You can’t find your keys. You forgot the new neighbor’s name. You don’t remember why you went upstairs or what you were planning to make for dinner.
If you’re in your 20s or 30s, you chalk up your mental haziness to late nights or serious partying. But when you’re a little older, you worry that “brain fog” means early Alzheimer’s is setting in.
Although not a recognized medical condition, brain fog is typically a term people use to describe symptoms of mental haziness. In addition to forgetfulness, symptoms that people report might range from fatigue and headaches to crankiness and lack of energy.
“Brain fog is an inability to really punch through,” Mady Hornig, M.D., tells Prevention.
“It’s a vague sense of what you’re trying to retrieve, but you can’t focus in on it,” she says, “and the effort to harness the thought can be as draining as physical activity.”

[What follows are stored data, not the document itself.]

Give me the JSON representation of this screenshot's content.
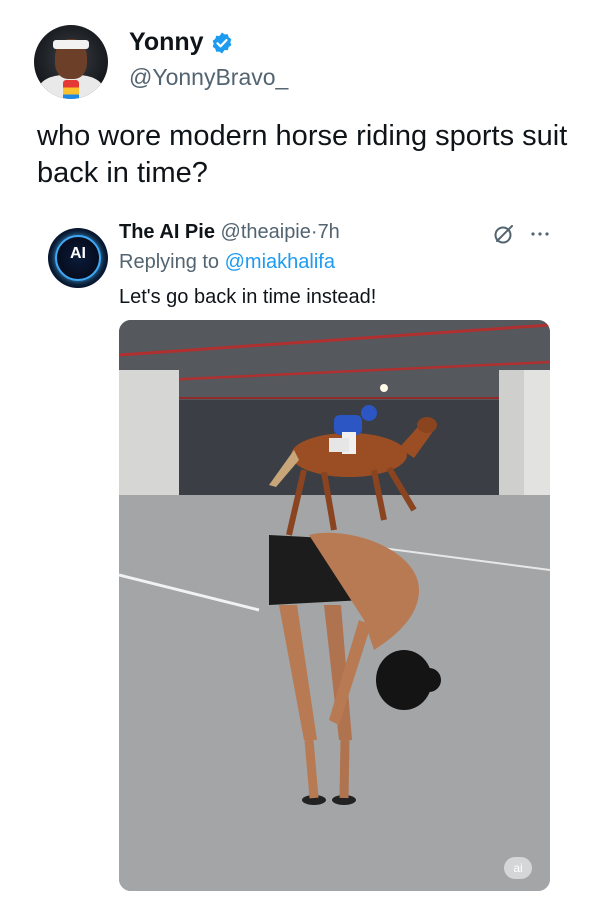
{
  "tweet": {
    "author_name": "Yonny",
    "author_handle": "@YonnyBravo_",
    "verified": true,
    "text": "who wore modern horse riding sports suit back in time?"
  },
  "quoted_tweet": {
    "author_name": "The AI Pie",
    "author_handle": "@theaipie",
    "separator": "·",
    "time": "7h",
    "replying_prefix": "Replying to ",
    "replying_to": "@miakhalifa",
    "text": "Let's go back in time instead!",
    "avatar_text": "AI",
    "media_badge": "ai",
    "media": {
      "type": "image",
      "subject": "horse-and-jockey-in-parking-garage"
    }
  },
  "colors": {
    "primary_text": "#0f1419",
    "secondary_text": "#536471",
    "accent_blue": "#1d9bf0"
  },
  "icons": {
    "verified": "verified-badge-icon",
    "grok": "grok-icon",
    "more": "more-options-icon"
  }
}
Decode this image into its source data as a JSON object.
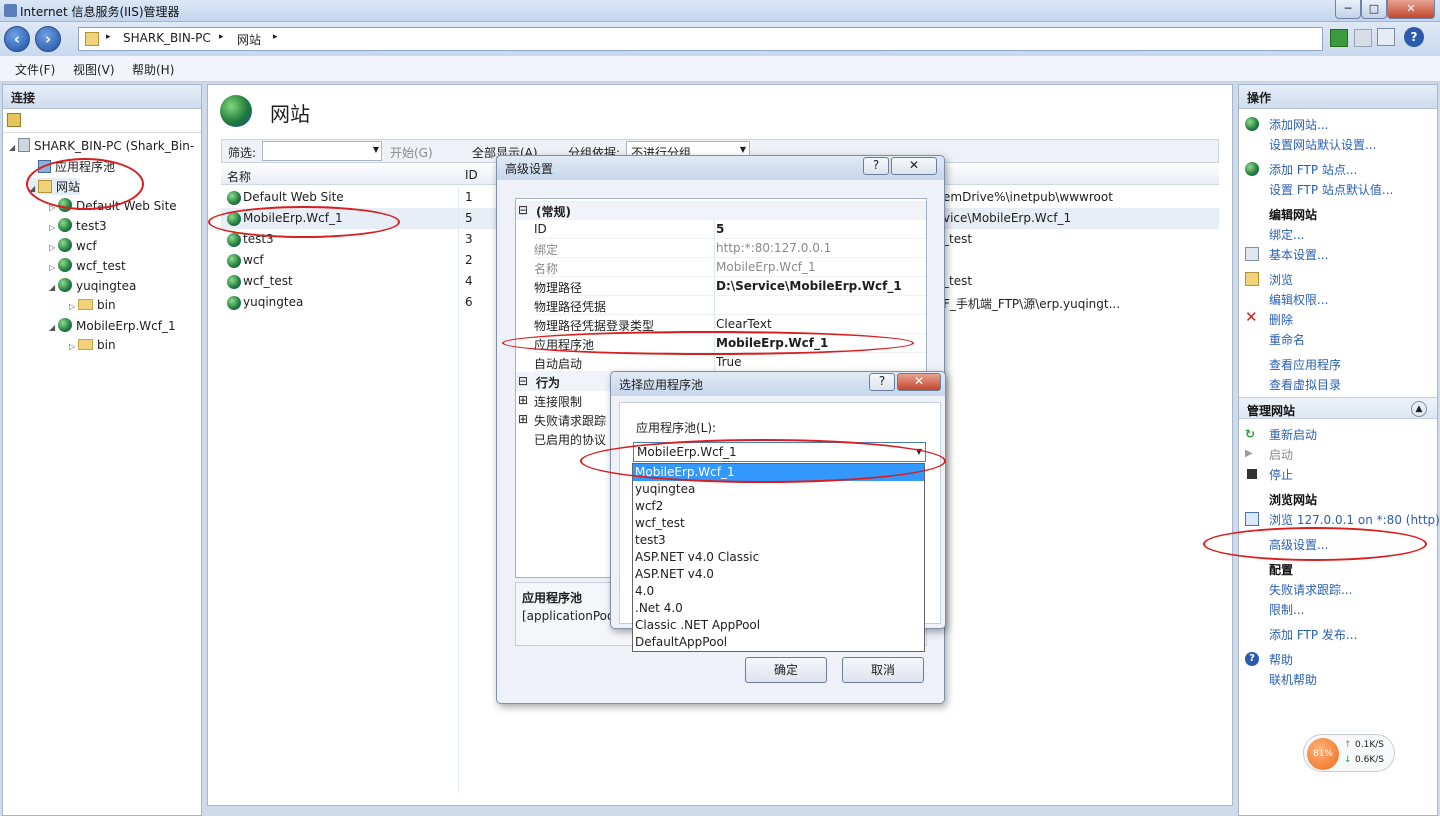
{
  "window": {
    "title": "Internet 信息服务(IIS)管理器",
    "min": "─",
    "max": "□",
    "close": "✕"
  },
  "address": {
    "segments": [
      "SHARK_BIN-PC",
      "网站"
    ],
    "sep": "▸"
  },
  "menu": [
    "文件(F)",
    "视图(V)",
    "帮助(H)"
  ],
  "connections": {
    "header": "连接",
    "tree": [
      {
        "label": "SHARK_BIN-PC (Shark_Bin-",
        "level": 0,
        "icon": "server-icon"
      },
      {
        "label": "应用程序池",
        "level": 1,
        "icon": "apppool-icon"
      },
      {
        "label": "网站",
        "level": 1,
        "icon": "sites-folder-icon"
      },
      {
        "label": "Default Web Site",
        "level": 2,
        "icon": "globe-icon"
      },
      {
        "label": "test3",
        "level": 2,
        "icon": "globe-icon"
      },
      {
        "label": "wcf",
        "level": 2,
        "icon": "globe-icon"
      },
      {
        "label": "wcf_test",
        "level": 2,
        "icon": "globe-icon"
      },
      {
        "label": "yuqingtea",
        "level": 2,
        "icon": "globe-icon"
      },
      {
        "label": "bin",
        "level": 3,
        "icon": "folder-icon"
      },
      {
        "label": "MobileErp.Wcf_1",
        "level": 2,
        "icon": "globe-icon"
      },
      {
        "label": "bin",
        "level": 3,
        "icon": "folder-icon"
      }
    ]
  },
  "main": {
    "title": "网站",
    "filter_label": "筛选:",
    "start_btn": "开始(G)",
    "show_all_btn": "全部显示(A)",
    "group_label": "分组依据:",
    "group_value": "不进行分组",
    "col_name": "名称",
    "col_id": "ID",
    "rows": [
      {
        "name": "Default Web Site",
        "id": "1",
        "path": "emDrive%\\inetpub\\wwwroot"
      },
      {
        "name": "MobileErp.Wcf_1",
        "id": "5",
        "path": "vice\\MobileErp.Wcf_1"
      },
      {
        "name": "test3",
        "id": "3",
        "path": "_test"
      },
      {
        "name": "wcf",
        "id": "2",
        "path": ""
      },
      {
        "name": "wcf_test",
        "id": "4",
        "path": "_test"
      },
      {
        "name": "yuqingtea",
        "id": "6",
        "path": "F_手机端_FTP\\源\\erp.yuqingt..."
      }
    ]
  },
  "adv": {
    "title": "高级设置",
    "help": "?",
    "close": "✕",
    "props": [
      {
        "type": "group",
        "label": "(常规)",
        "sign": "⊟"
      },
      {
        "label": "ID",
        "value": "5",
        "bold": true
      },
      {
        "label": "绑定",
        "value": "http:*:80:127.0.0.1",
        "gray": true
      },
      {
        "label": "名称",
        "value": "MobileErp.Wcf_1",
        "gray": true
      },
      {
        "label": "物理路径",
        "value": "D:\\Service\\MobileErp.Wcf_1",
        "bold": true
      },
      {
        "label": "物理路径凭据",
        "value": ""
      },
      {
        "label": "物理路径凭据登录类型",
        "value": "ClearText"
      },
      {
        "label": "应用程序池",
        "value": "MobileErp.Wcf_1",
        "bold": true
      },
      {
        "label": "自动启动",
        "value": "True"
      },
      {
        "type": "group",
        "label": "行为",
        "sign": "⊟"
      },
      {
        "type": "sub",
        "label": "连接限制",
        "sign": "⊞"
      },
      {
        "type": "sub",
        "label": "失败请求跟踪",
        "sign": "⊞"
      },
      {
        "label": "已启用的协议",
        "value": ""
      }
    ],
    "desc_title": "应用程序池",
    "desc_text": "[applicationPoo",
    "ok": "确定",
    "cancel": "取消"
  },
  "pool": {
    "title": "选择应用程序池",
    "help": "?",
    "close": "✕",
    "label": "应用程序池(L):",
    "selected": "MobileErp.Wcf_1",
    "options": [
      "MobileErp.Wcf_1",
      "yuqingtea",
      "wcf2",
      "wcf_test",
      "test3",
      "ASP.NET v4.0 Classic",
      "ASP.NET v4.0",
      "4.0",
      ".Net 4.0",
      "Classic .NET AppPool",
      "DefaultAppPool"
    ]
  },
  "actions": {
    "header": "操作",
    "add_site": "添加网站...",
    "site_defaults": "设置网站默认设置...",
    "add_ftp": "添加 FTP 站点...",
    "ftp_defaults": "设置 FTP 站点默认值...",
    "edit_site": "编辑网站",
    "bindings": "绑定...",
    "basic": "基本设置...",
    "browse": "浏览",
    "edit_perms": "编辑权限...",
    "delete": "删除",
    "rename": "重命名",
    "view_apps": "查看应用程序",
    "view_vdirs": "查看虚拟目录",
    "manage_site": "管理网站",
    "restart": "重新启动",
    "start": "启动",
    "stop": "停止",
    "browse_site": "浏览网站",
    "browse_link": "浏览 127.0.0.1 on *:80 (http)",
    "advanced": "高级设置...",
    "config": "配置",
    "failed_req": "失败请求跟踪...",
    "limits": "限制...",
    "add_ftp_pub": "添加 FTP 发布...",
    "help": "帮助",
    "online_help": "联机帮助"
  },
  "netmeter": {
    "percent": "81%",
    "up": "0.1K/S",
    "down": "0.6K/S"
  }
}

Health care providers say they’ve seen an uptick in the number of younger people, often baby boomers, who report mental fogginess.
I – Word Understanding
Chalk up – to say that something is caused by something (else)
Mental haziness – forgetfulness, lack of concentration
II – Have Your Say
1. What are some things you often forget? Are you worried about it? Some people with mental fogginess panic that it might be a sign of Alzheimer’s, the most common for of dementia.

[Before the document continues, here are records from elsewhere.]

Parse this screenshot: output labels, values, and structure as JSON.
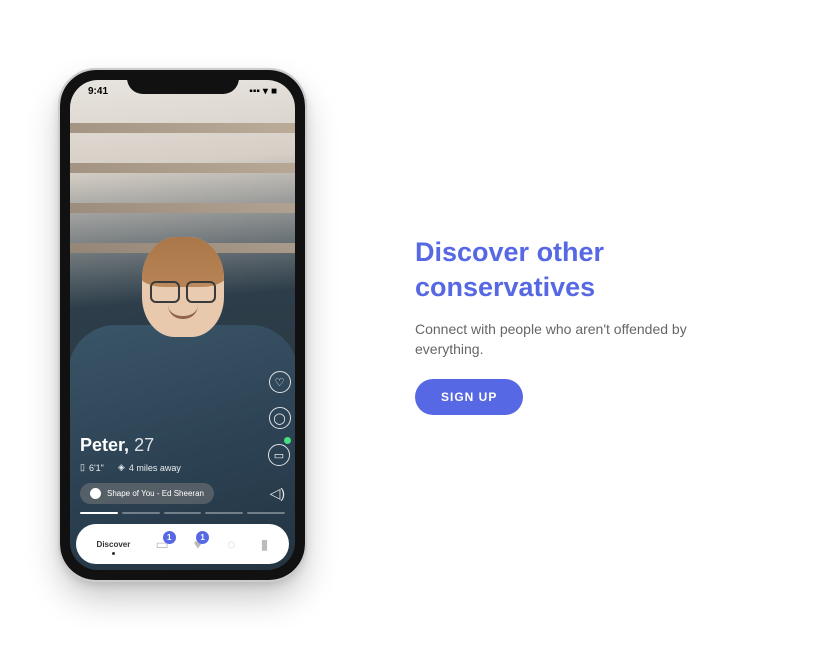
{
  "status": {
    "time": "9:41",
    "signal": "▪▪▪",
    "wifi": "▾",
    "battery": "■"
  },
  "profile": {
    "name": "Peter,",
    "age": "27",
    "height": "6'1\"",
    "distance": "4 miles away",
    "song": "Shape of You - Ed Sheeran"
  },
  "nav": {
    "discover": "Discover",
    "badge1": "1",
    "badge2": "1"
  },
  "content": {
    "headline": "Discover other conservatives",
    "subtitle": "Connect with people who aren't offended by everything.",
    "cta": "SIGN UP"
  },
  "icons": {
    "heart": "♡",
    "chat": "◯",
    "calendar": "▭",
    "height": "▯",
    "pin": "◈",
    "volume": "◁)",
    "card": "▭",
    "like": "♥",
    "msg": "◌",
    "user": "▮"
  }
}
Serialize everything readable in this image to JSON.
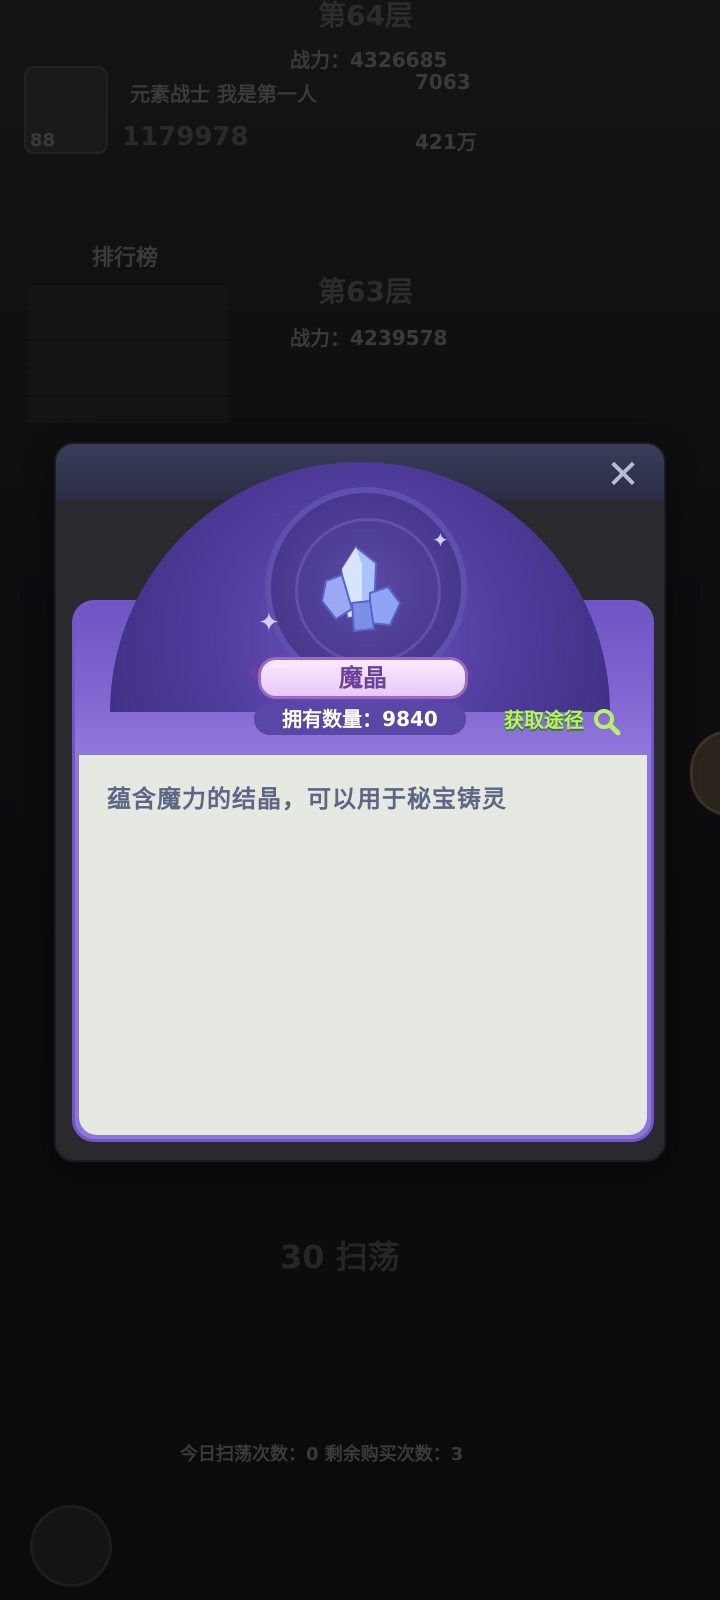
{
  "background": {
    "floor_top": "第64层",
    "power_top": "战力：4326685",
    "player_name": "元素战士 我是第一人",
    "player_power": "1179978",
    "score_1": "7063",
    "score_2": "421万",
    "level": "88",
    "rank_title": "排行榜",
    "floor_mid": "第63层",
    "power_mid": "战力：4239578",
    "sweep": "30 扫荡",
    "bottom_info": "今日扫荡次数：0 剩余购买次数：3"
  },
  "modal": {
    "close_icon": "close-x-icon",
    "item": {
      "name": "魔晶",
      "count_label": "拥有数量：9840",
      "obtain_label": "获取途径",
      "description": "蕴含魔力的结晶，可以用于秘宝铸灵",
      "icon": "crystal-icon"
    }
  },
  "colors": {
    "card_purple": "#8e76d8",
    "card_body": "#e6e8e2",
    "obtain_green": "#b8f06a",
    "desc_text": "#5d6685"
  }
}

2. What are the causes of brain fog? Let’s take a look at some possibilities:
– Not enough sleep
– Drug side effects
– Hormone issues
– Some health issues
“These people are in the prime of their lives, and the very thought of having dementia is causing them to panic. They are particularly fearful of Alzheimer’s, the most common form of dementia, knowing it is incurable and difficult to detect early on,” writes geriatric psychiatrist Marc Agronin in the Wall Street Journal. “Everyone needs to take a deep breath.”